On ne peut pas exclure un renforcement de son mouvement du rival islamiste, c'est à dire le djihad islamique. Ce qui serait pire Israël parce que c'est un mouvement qui est inféodé à l'Iran alors que le Hamas a sa logique propre. Il est plus proche de la mouvance des Frères musulmans, c'est à dire le Qatar ou la Turquie qui sont, eux, des interlocuteurs d'Israël. 

On peut aussi imaginer que d'autres groupes puissent en profiter.
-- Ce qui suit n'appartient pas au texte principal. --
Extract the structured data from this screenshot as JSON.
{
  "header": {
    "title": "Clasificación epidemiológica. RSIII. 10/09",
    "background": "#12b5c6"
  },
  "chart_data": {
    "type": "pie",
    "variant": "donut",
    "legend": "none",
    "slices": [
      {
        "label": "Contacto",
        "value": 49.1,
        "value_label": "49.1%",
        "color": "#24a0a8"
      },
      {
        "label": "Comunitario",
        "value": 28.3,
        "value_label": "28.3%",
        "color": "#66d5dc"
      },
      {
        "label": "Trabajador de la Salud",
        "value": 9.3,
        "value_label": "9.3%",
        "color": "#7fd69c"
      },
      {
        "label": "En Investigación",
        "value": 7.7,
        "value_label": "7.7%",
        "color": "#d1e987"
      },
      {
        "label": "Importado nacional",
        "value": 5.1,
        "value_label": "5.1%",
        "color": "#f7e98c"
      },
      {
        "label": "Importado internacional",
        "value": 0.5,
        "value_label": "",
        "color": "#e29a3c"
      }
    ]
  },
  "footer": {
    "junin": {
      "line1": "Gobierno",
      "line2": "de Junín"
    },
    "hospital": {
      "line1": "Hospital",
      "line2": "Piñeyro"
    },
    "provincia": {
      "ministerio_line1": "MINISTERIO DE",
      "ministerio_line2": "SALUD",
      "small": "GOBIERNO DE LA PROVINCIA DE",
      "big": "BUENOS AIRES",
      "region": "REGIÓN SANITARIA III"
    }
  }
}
Mais des groupes, des groupes moins organisés avec lesquels le dialogue serait plus difficile. Il n’est donc pas certain qu’un affaiblissement du Hamas soit favorable à Israël. 

Troisième hypothèse, la création d’un nouveau daesh. Elle est avancée par certains en Israël. A force d’avoir rejeté l'OLP puis le Hamas, les israéliens risquent d'avoir quelque chose d'encore plus extrémiste.